21. OTHER IMPORTANT TERMS
21.2 We may transfer our rights and obligations under a Contract to another organisation, but this will not affect your rights or our obligations under these Terms.
21.3 You may only transfer your rights or your obligations under these Terms to another person if we agree in writing.
21.4 This contract is between you and us. No other person shall have any rights to enforce any of its terms, whether under the Contracts (Rights of Third Parties Act) 1999 or otherwise.
21.5 Each of the paragraphs of these Terms operates separately. If any court or relevant authority decides that any of them are unlawful or unenforceable, the remaining paragraphs will remain in full force and effect.

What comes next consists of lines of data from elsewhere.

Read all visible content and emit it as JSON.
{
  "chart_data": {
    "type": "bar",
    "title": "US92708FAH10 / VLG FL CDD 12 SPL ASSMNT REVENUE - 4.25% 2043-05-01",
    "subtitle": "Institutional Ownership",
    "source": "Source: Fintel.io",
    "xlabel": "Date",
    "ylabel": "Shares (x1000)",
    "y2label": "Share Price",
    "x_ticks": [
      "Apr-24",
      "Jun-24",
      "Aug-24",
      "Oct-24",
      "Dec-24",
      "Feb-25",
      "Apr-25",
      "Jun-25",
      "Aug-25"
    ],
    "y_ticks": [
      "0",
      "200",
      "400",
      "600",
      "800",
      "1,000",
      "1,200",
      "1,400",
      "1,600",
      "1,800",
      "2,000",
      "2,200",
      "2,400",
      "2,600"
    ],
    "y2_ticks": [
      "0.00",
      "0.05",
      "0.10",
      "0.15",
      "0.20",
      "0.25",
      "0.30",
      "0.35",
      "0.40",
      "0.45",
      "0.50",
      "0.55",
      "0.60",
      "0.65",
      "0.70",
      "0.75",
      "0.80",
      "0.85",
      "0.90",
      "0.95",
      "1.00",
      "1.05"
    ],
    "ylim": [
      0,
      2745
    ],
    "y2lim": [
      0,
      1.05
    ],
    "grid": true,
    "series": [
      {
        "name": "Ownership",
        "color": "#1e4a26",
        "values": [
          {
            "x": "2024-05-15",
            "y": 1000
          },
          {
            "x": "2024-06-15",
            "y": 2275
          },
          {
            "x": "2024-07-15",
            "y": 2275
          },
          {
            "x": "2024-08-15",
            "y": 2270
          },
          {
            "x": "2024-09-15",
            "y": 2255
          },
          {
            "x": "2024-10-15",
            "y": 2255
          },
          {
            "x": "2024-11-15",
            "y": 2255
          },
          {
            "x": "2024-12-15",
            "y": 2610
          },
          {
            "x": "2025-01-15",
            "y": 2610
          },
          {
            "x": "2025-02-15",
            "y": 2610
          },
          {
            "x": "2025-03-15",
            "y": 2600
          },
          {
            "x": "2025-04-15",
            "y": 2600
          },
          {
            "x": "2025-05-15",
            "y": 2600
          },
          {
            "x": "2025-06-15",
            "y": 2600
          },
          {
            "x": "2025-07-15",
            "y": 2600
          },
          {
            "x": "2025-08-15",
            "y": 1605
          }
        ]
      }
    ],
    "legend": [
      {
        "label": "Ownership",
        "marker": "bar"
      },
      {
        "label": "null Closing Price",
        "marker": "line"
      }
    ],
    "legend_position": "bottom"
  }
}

21.6 If we fail to insist that you perform any of your obligations under these Terms, or if we do not enforce our rights against you, or if we delay in doing so, that will not mean that we have waived our rights against you and will not mean that you do not have to comply with those obligations. If we do waive a default by you, we will only do so in writing, and that will not mean that we will automatically waive any later default by you.
21.7 These Terms are governed by English law. This means that a Contract, and any dispute or claim arising out of or in connection with it or its subject matter or formation (including non-contractual disputes or claims), will be governed by English law. We both agree to the exclusive jurisdiction of the courts of England and Wales.
22. APPOINTED REPRESENTATIVE
22.1 Phoenix Searches Ltd trading as Search Acumen is an Introducer Appointed Representative of Dual Corporate Risks Ltd (DCR), and an Appointed Representative of CLS Property Insight Limited and First Title Insurance plc (First Title). DCR and CLS are authorised and regulated by the Financial Conduct Authority. First Title is authorised by the Prudential Regulation Authority and regulated by the Financial Conduct Authority and the Prudential Regulation Authority under registration number 202103.